Sacré Jean-Claude ! Si M. Juncker, l’actuel président de la Commission européenne, n’existait pas, il faudrait l’inventer. L’ancien premier ministre luxembourgeois est un vieux briscard des institutions européennes qu’il fréquente depuis trois décennies. Il dit souvent tout haut ce que ses collègues préfèrent taire.
Quatre jours après le scrutin grec, il avertit dans Le Figaro (29/01/15) qu’« {il ne peut y avoir de choix démocratique contre les traités européens} ». De bonnes âmes se sont indignées. A tort : Jean-Claude Juncker a simplement traduit tant la lettre que l’esprit de l’intégration européenne.
Car « l’Europe » n’est pas une « idée », une « aventure », un « espoir ». C’est avant tout une construction juridique réellement existante : des règles, des institutions, des procédures. Avec en clé de voûte « l’effet-cliquet » : dès lors qu’ils sont adoptés, les « acquis communautaires » sont irréversibles. Et s’imposent donc aux gouvernements nationaux, quand bien même ceux-ci seraient issus d’un vote populaire qui a congédié une majorité précédente. Il ne s’agit pas d’un « déficit démocratique » ou d’une malfaçon de l’UE, mais tout simplement de la raison d’être de cette dernière.
Pour le malheur de son peuple, le cas de la Grèce en constitue la plus brutale illustration. Ainsi, quand le ministre allemand des finances martèle qu’aucune discussion n’était possible tant qu’Athènes ne reprenait pas à son compte les engagements – l’austérité mortifère – précédemment souscrits, il ne fait que rappeler le droit européen. Chacun avec sa propre tonalité et dans un subtil jeu de rôles, la Commission comme les autres capitales – à commencer par le président français – ne disent pas autre chose. Et si par hypothèse d’école, elles étaient tentées par l’indulgence, elles ne le pourraient pas sauf à condamner le « projet européen » à une explosion rapide.
Car si une règle obligatoire devenait de fait facultative, c’est toute la construction – fondée sur la glorification constante de l’« Etat de droit » – qui se déliterait. Comment justifier qu’une « fleur » accordée à la Grèce ne le soit pas demain au Portugal, à l’Italie ou à la France ? Le principe inscrit dans les traités d’une « union toujours plus étroite » partirait ainsi à vau l’eau. C’est ce qu’exprimait à sa manière le vice-président de la Commission chargé de l’euro, le Finlandais Jyrki Katainen : « {nous ne changeons pas la politique en fonction des élections} ». En d’autres termes : si les peuples étaient libres d’opérer leurs propres choix politiques, sept décennies d’intégration européenne auraient perdu toute raison d’être.

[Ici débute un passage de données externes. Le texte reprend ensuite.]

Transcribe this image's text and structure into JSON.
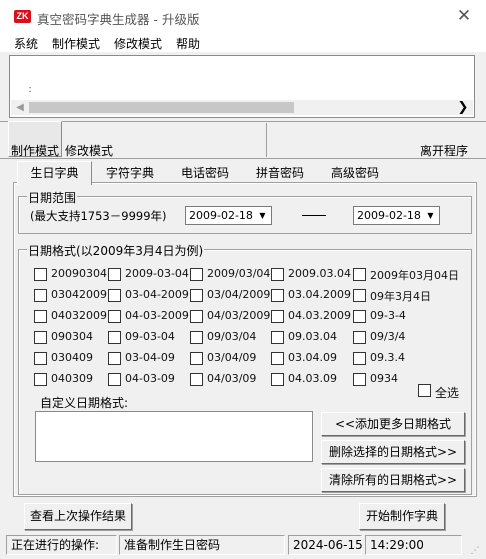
{
  "window": {
    "title": "真空密码字典生成器 - 升级版",
    "icon_text": "ZK",
    "close_symbol": "✕"
  },
  "menu": [
    "系统",
    "制作模式",
    "修改模式",
    "帮助"
  ],
  "log": {
    "text": "  :",
    "scroll_left": "◀",
    "scroll_right": "❯"
  },
  "toolbar": {
    "make_mode": "制作模式",
    "modify_mode": "修改模式",
    "exit": "离开程序"
  },
  "tabs": [
    "生日字典",
    "字符字典",
    "电话密码",
    "拼音密码",
    "高级密码"
  ],
  "date_range": {
    "group_title": "日期范围",
    "hint": "(最大支持1753－9999年)",
    "start": "2009-02-18",
    "end": "2009-02-18",
    "dropdown_arrow": "▼"
  },
  "date_format": {
    "group_title": "日期格式(以2009年3月4日为例)",
    "rows": [
      [
        "20090304",
        "2009-03-04",
        "2009/03/04",
        "2009.03.04",
        "2009年03月04日"
      ],
      [
        "03042009",
        "03-04-2009",
        "03/04/2009",
        "03.04.2009",
        "09年3月4日"
      ],
      [
        "04032009",
        "04-03-2009",
        "04/03/2009",
        "04.03.2009",
        "09-3-4"
      ],
      [
        "090304",
        "09-03-04",
        "09/03/04",
        "09.03.04",
        "09/3/4"
      ],
      [
        "030409",
        "03-04-09",
        "03/04/09",
        "03.04.09",
        "09.3.4"
      ],
      [
        "040309",
        "04-03-09",
        "04/03/09",
        "04.03.09",
        "0934"
      ]
    ],
    "select_all": "全选",
    "custom_label": "自定义日期格式:",
    "add_button": "<<添加更多日期格式",
    "delete_button": "删除选择的日期格式>>",
    "clear_button": "清除所有的日期格式>>"
  },
  "actions": {
    "view_last": "查看上次操作结果",
    "start": "开始制作字典"
  },
  "status": {
    "label": "正在进行的操作:",
    "message": "准备制作生日密码",
    "date": "2024-06-15",
    "time": "14:29:00"
  }
}
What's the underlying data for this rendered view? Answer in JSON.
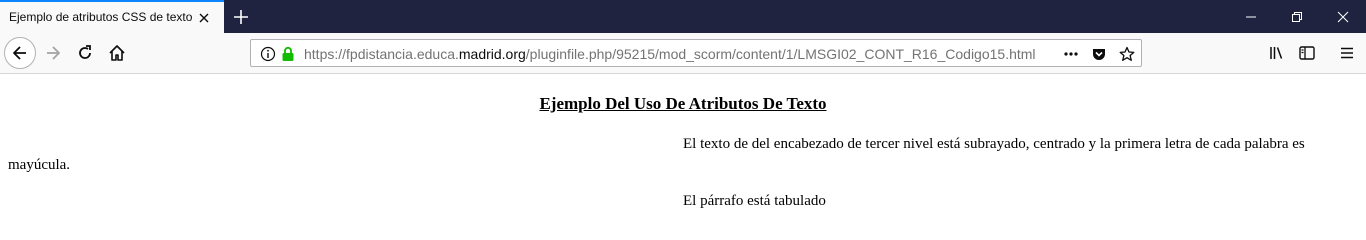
{
  "tab": {
    "title": "Ejemplo de atributos CSS de texto"
  },
  "address_bar": {
    "url_prefix": "https://fpdistancia.educa.",
    "url_host": "madrid.org",
    "url_suffix": "/pluginfile.php/95215/mod_scorm/content/1/LMSGI02_CONT_R16_Codigo15.html"
  },
  "page": {
    "heading": "Ejemplo Del Uso De Atributos De Texto",
    "paragraphs": [
      "El texto de del encabezado de tercer nivel está subrayado, centrado y la primera letra de cada palabra es mayúcula.",
      "El párrafo está tabulado"
    ]
  },
  "colors": {
    "tabstrip": "#202340",
    "active_tab_accent": "#0a84ff",
    "secure_lock": "#12bc00"
  }
}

Et si Angela Merkel a réaffirmé que «{ le but de notre politique était et reste que la Grèce demeure définitivement dans l’euro} », ce n’est pas parce qu’économiquement, le départ de celle-ci aurait des conséquences catastrophiques pour l’Allemagne. C’est parce que si un pays quittait le navire, ce serait le point de départ d’un détricotage irréversible. Or la monnaie unique n’est pas d’abord un objet économique, c’est avant tout un projet politique, que les tenants de l’intégration entendent maintenir quel qu’en soit le prix (« whatever it takes », selon l’expression anglaise rendue célèbre par le patron de la Banque centrale européenne).
« {Nous voulons corriger le cadre européen, pas le détruire} », a confirmé le premier ministre grec. Tant qu’il restera dans cet état d’esprit, Alexis Tsipras demeure à la merci de ses bourreaux. Ses « partenaires » européens ont bel et bien imposé que soit maintenue la tutelle de la Troïka, fût-elle diplomatiquement débaptisée.
Or la dynamique qui avait suivi son élection, et ses première annonces, avaient élargi encore le soutien populaire qui l’a porté au pouvoir. L’arrogance et les menaces de la BCE ont fait spontanément descendre dans la rue des milliers de citoyens, mus par un remarquable sentiment de dignité. C’est sur cette force que M. Tsipras pourrait s’appuyer pour rompre.
Faute de quoi, le scénario est déjà écrit.